Он просидел, съежившись, за своим столом до десяти часов, а потом вдруг встал, отошел к стене, привалился к ней и вдруг медленно сполз на пол — потерял сознание. Оставив галерею на попечение секретарши, я отвез его домой и вызвал врача. Но мысли Крендалла, несмотря на высокую температуру, были по-прежнему заняты делами.

— Пойди перекуси, Клод, и немедленно возвращайся в галерею. Побудь там до пяти часов. Это очень нужно. А я пока немного посплю, не беспокойся обо мне.

Но я все же разыскал Суэйна. Он пообещал побыть с Крендаллом до моего возвращения. Весь день я проторчал в галерее, но Макивер так и не появился.

Когда я наконец пришел к Крендаллу, ему было явно лучше. Температура упала, и теперь он разглагольствовал о том, как плохо жить бобылем.

— Прямо как в Сахаре, — повторял он. — Нина всегда говорила, что не понимает, как может человек жить в одиночестве.
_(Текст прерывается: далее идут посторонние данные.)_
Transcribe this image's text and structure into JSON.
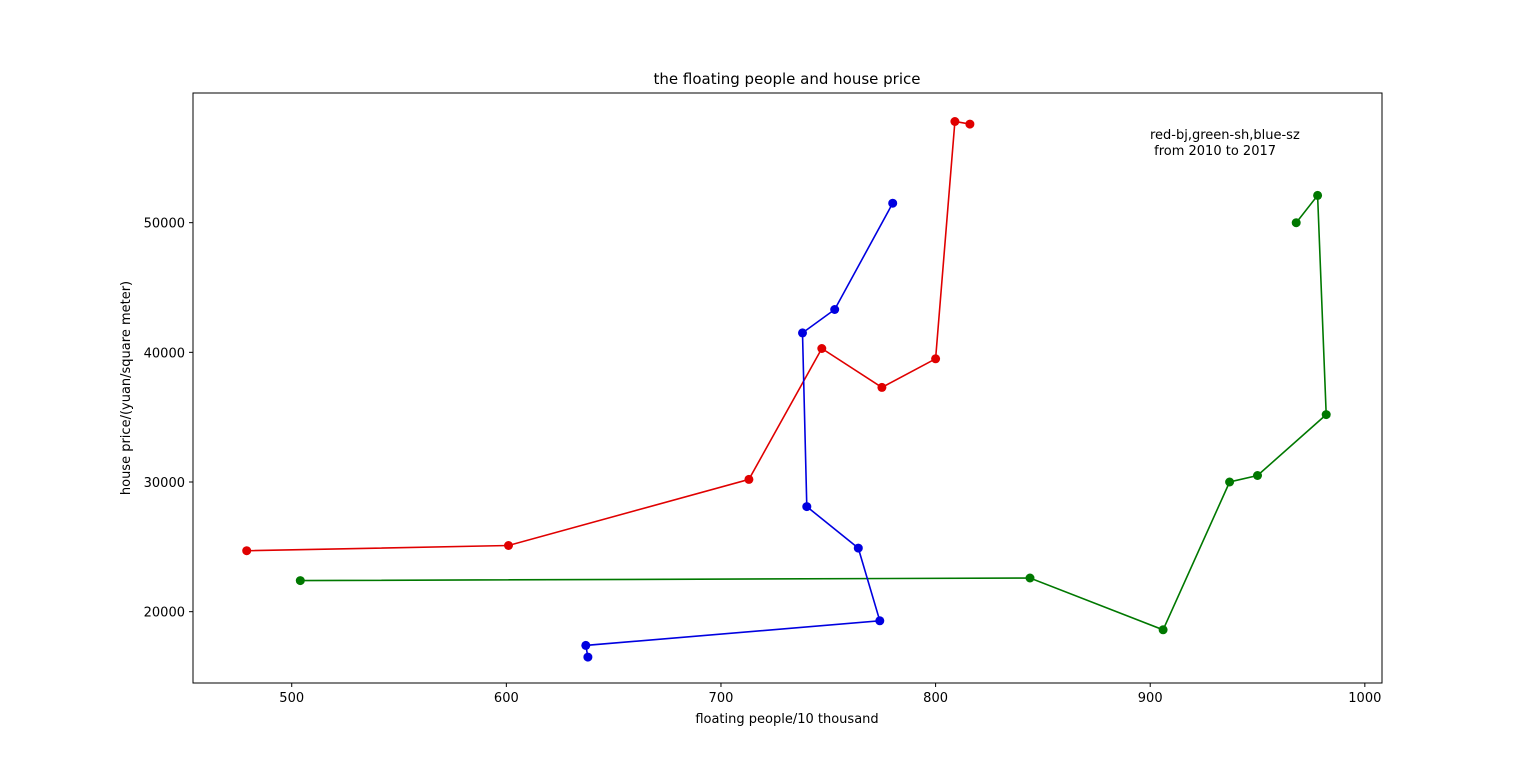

И я всегда соглашался с ней, но теперь, после ее ухода, мне ничего другого не остается, как коротать век в одиночестве.

Он продолжал с какой-то мрачной одержимостью растравлять старую рану, вкладывая в это, однако, известную долю упрека. Самоубийство жены он упорно называл «уходом» и расценивал его как своего рода незаслуженную обиду.

— Макивер приходил? — спросил он.

— Нет.

— Черт бы его побрал! Он воображает, что у нас других дел нет, как только ждать его. Надо же, чтобы именно сейчас я свалился.

Суэйн зевнул и встал.

— Я голоден как волк. Если я больше не нужен…

Я проводил его до двери и поблагодарил.

— Ерунда, — ответил он небрежно. — С удовольствием посидел. Хотя, признаться, терпеть не могу ухаживать за больными. А что же дальше? Ты останешься с ним?

— Придется.

— Разве у него нет друзей, знакомых?

— Если даже и есть, я не знаю, где их искать. Подожду до завтра. Вечером должен прийти врач, так что мне все равно придется остаться.

Но мне не пришлось ночевать у Крендалла. Пришел врач, осмотрел больного и ушел. Я наспех приготовил себе ужин, напоил чаем Крендалла и уже собрался было постелить себе на диване, как раздался звонок.

— Кто бы там ни был, — проворчал Крендалл, — гони его к черту. У меня трещит голова.

Я открыл дверь и увидел Хэтти Чандлер.

— Боже мой, Клод! — с удивлением уставилась она на меня. — Вот не ожидала! Как поживаете? — Сине-зеленые глаза так и заискрились от радости.

— А я удивлен еще больше. Какими судьбами, Хэтти? Я-то ничего, а вот старину Крена свалил грипп. Именно поэтому вы имеете удовольствие видеть меня здесь. Только что собирался расположиться на диване.

— Вот как. — Она внимательно посмотрела на меня. — Вы в самом деле жаждете ночевать на этом диване или можете уступить его кому-нибудь другому? Вы давно за ним ухаживаете?

— Всего один день. Сегодня утром прямо в галерее Крен грохнулся в обморок.

Она стащила с себя шляпку с видом человека, покоряющегося судьбе.

— Что ж, придется остаться. Бог свидетель, как мне этого не хочется, но ничего не поделаешь, он мне не чужой.

— Где вы остановились? На Сент-Джеймс-стрит?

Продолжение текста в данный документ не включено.